Warum das so problematisch ist:

Die Studie zeigt, dass Mitarbeitende mit einem positiven Selbstbild nicht nur Stress empfinden, sondern auch eine gesteigerte Absicht entwickeln, ihren Job zu kündigen. Diese Konsequenzen sind besonders alarmierend für Unternehmen, da gerade diese Mitarbeitenden oft als Leistungstragende gelten. Sie sind selbstbewusst, engagiert und normalerweise stabil im Umgang mit Herausforderungen. Doch wenn sie das Gefühl haben, dass ihre eigene Wahrnehmung von sich selbst nicht bestätigt wird (und dazu noch in einem Unternehmen, dem sie vertrauen), reagieren sie empfindlicher.

Ein Beispiel aus der Praxis:

Denk an eine hochqualifizierte Projektmanagerin mit einem positiven Selbstbild, die von ihrer Arbeit begeistert ist und in einem Unternehmen mit starker Vertrauenskultur arbeitet. Ihr Chef beginnt jedoch, ihre Erfolge vor dem Team kleinzureden und behindert wichtige Projekte. Obwohl das Unternehmen insgesamt einen positiven Ruf genießt, fühlt sich die Managerin zunehmend isoliert und unverstanden. Der Kontrast zwischen ihrem Selbstbild, der allgemeinen Unternehmensphilosophie und dem Verhalten ihres Chefs wird zu einem unüberwindbaren Problem. Am Ende sieht sie nur einen Ausweg: die Kündigung.

Was können Unternehmen tun?

Zunächst sollten Unternehmen eine Unternehmenskultur fördern, die von Vertrauen und Respekt geprägt ist. Regelmäßige Feedbackgespräche können dabei helfen, die Leistungen der Mitarbeitenden anzuerkennen und gleichzeitig konstruktives Feedback zu geben. Dies stärkt nicht nur das Selbstbewusstsein der Mitarbeitenden, sondern vermittelt ihnen auch das Gefühl, dass ihre Meinungen und Beiträge geschätzt werden. 

Darüber hinaus ist die Weiterentwicklung von Führungskräften entscheidend. Regelmäßige Schulungen für Führungskräfte können dazu beitragen, Verhaltensweisen wie soziale Untergrabung zu vermeiden und Führungskompetenzen zu stärken, die die Selbstwahrnehmung der Mitarbeitenden nicht gefährden. 

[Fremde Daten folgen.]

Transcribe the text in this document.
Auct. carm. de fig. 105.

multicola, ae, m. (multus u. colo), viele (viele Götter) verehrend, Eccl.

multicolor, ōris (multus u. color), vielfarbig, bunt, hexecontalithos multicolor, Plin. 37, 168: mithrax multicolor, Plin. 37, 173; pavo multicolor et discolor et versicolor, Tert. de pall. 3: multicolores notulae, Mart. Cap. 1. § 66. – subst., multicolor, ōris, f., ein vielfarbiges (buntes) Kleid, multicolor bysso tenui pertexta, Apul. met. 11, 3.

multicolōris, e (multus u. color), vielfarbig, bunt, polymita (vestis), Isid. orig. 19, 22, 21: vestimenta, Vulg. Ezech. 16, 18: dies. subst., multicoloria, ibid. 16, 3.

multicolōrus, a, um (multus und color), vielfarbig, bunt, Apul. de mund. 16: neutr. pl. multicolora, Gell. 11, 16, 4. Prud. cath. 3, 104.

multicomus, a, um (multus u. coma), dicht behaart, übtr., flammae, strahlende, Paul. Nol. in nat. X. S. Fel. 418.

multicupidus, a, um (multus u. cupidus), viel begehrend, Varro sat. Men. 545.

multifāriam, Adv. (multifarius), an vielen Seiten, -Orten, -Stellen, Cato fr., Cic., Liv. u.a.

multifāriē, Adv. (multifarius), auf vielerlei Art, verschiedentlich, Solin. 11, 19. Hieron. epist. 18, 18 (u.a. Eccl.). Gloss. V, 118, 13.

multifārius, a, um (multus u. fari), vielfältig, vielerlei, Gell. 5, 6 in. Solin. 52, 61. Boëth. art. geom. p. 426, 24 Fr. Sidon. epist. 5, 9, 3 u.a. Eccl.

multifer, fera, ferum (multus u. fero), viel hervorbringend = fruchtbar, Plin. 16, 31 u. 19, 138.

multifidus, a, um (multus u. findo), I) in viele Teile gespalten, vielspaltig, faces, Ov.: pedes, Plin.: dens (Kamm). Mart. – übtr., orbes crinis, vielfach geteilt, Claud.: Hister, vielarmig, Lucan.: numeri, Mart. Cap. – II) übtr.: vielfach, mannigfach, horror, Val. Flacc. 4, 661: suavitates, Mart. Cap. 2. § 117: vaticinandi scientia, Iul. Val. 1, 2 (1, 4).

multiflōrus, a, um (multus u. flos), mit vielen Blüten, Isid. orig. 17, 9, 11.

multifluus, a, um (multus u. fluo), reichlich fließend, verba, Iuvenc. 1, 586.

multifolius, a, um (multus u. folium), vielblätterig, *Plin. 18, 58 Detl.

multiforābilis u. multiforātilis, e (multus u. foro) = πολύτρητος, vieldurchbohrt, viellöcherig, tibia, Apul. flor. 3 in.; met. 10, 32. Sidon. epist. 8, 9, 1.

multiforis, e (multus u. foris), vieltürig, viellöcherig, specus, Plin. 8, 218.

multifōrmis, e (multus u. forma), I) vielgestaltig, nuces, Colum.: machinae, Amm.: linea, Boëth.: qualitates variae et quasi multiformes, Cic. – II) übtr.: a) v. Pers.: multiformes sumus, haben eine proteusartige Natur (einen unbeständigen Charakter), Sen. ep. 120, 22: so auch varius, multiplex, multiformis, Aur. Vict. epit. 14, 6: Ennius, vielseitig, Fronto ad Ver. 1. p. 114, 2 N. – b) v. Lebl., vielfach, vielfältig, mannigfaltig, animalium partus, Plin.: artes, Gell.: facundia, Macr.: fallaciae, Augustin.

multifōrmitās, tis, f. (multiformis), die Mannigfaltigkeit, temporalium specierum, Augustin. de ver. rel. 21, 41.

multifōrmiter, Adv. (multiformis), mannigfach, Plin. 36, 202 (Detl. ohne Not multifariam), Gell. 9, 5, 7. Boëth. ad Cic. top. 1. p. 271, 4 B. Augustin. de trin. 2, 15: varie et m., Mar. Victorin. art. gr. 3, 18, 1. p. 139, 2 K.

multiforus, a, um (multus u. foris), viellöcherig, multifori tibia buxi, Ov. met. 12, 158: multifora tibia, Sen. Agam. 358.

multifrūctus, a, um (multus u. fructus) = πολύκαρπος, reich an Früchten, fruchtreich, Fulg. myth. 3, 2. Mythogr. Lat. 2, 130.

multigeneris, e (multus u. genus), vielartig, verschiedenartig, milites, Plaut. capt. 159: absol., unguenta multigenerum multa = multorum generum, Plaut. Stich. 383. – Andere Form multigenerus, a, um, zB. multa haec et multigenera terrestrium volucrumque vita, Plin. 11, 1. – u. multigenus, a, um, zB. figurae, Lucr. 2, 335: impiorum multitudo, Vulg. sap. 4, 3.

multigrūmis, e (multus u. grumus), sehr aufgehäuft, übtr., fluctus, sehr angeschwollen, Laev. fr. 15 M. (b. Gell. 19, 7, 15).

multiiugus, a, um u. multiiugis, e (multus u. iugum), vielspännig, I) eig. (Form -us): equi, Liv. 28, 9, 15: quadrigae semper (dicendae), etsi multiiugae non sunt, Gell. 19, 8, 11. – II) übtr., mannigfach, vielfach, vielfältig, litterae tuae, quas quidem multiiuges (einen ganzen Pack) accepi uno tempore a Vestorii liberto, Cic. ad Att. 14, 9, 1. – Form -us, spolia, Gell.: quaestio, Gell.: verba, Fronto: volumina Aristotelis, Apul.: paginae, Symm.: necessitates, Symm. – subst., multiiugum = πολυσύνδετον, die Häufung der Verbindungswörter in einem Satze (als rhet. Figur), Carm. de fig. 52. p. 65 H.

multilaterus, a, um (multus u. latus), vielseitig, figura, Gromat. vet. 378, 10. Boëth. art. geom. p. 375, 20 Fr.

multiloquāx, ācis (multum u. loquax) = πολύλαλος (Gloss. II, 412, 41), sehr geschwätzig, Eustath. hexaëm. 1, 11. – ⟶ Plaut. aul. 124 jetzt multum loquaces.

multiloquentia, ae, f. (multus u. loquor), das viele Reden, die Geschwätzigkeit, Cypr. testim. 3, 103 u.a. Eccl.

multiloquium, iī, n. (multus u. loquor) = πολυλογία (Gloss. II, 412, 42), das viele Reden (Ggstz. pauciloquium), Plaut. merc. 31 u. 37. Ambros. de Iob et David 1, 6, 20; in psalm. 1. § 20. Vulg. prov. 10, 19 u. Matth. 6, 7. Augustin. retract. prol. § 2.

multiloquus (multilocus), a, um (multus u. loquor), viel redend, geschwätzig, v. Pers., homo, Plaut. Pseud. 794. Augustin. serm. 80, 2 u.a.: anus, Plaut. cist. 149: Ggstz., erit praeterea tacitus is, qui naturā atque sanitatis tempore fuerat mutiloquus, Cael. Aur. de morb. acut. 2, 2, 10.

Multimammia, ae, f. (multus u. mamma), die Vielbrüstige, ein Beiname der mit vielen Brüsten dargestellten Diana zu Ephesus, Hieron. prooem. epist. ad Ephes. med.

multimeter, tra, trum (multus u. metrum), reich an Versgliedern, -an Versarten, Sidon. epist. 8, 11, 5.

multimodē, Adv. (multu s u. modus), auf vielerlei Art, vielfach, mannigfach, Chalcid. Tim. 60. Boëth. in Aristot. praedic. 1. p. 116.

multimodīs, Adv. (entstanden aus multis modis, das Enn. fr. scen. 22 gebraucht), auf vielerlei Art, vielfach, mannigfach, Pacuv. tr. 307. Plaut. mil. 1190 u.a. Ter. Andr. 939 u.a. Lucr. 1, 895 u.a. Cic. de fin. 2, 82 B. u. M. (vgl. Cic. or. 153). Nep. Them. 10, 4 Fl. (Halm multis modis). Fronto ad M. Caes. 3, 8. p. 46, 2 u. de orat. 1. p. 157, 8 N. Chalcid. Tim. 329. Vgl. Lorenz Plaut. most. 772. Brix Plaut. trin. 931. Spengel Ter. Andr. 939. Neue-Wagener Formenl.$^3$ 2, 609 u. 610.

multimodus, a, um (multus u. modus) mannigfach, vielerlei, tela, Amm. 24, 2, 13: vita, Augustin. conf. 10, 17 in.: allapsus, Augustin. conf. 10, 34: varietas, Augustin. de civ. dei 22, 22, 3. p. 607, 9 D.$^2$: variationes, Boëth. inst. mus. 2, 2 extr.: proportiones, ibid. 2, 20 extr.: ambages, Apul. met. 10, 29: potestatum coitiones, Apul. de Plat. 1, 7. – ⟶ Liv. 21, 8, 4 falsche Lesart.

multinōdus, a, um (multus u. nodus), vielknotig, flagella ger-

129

Ergänzend dazu können Mitarbeitendenbefragungen und 360-Grad-Feedback genutzt werden, um mögliche Spannungen frühzeitig zu erkennen. Durch eine klare und transparente Kommunikation können Unternehmen zudem sicherstellen, dass Mitarbeitende sich wertgeschätzt und in ihrer Rolle sicher fühlen. Eine solche Umgebung fördert nicht nur das Engagement, sondern auch die langfristige Zufriedenheit der Mitarbeitenden.

Fazit

Das Bedürfnis, im Job verstanden und bestätigt zu werden, ist tief in uns verankert. Das macht die Self-Verification Theory deutlich. Rückmeldungen, die nicht zu unserer eigenen Wahrnehmung passen, können Stress und Unsicherheit auslösen. So ist es mehr als natürlich, dass wir uns als Mitarbeitende langfristig einen Job wünschen und suchen, bei dem das eigene Selbstbild bestätigt wird. 

Unternehmen, die das verstehen, können viel gewinnen: Eine Feedbackkultur, die authentisch und respektvoll ist, gibt Mitarbeitenden das Gefühl, gesehen und verstanden zu werden. Das Ergebnis? Wer diese Elemente in den Arbeitsalltag integriert, schafft nicht nur Vertrauen, sondern sorgt dafür, dass Talente langfristig bleiben. Dies ist ein wichtiger Erfolgsfaktor für Unternehmen, da es dazu beiträgt, Talente langfristig zufrieden, engagiert und motiviert zu halten.

Quellen:

Booth, J. E., Shantz, A., Glomb, T. M., Duffy, M. K. & Stillwell, E. E. (2019). Bad bosses and self‐verification: The moderating role of core self‐evaluations with trust in workplace management. Human Resource Management59(2), 135-152. https://doi.org/10.1002/hrm.21982

Swann Jr., W.B. (2012). Self-verification theory. Handbook of theories of social psychology, 2, 458-476.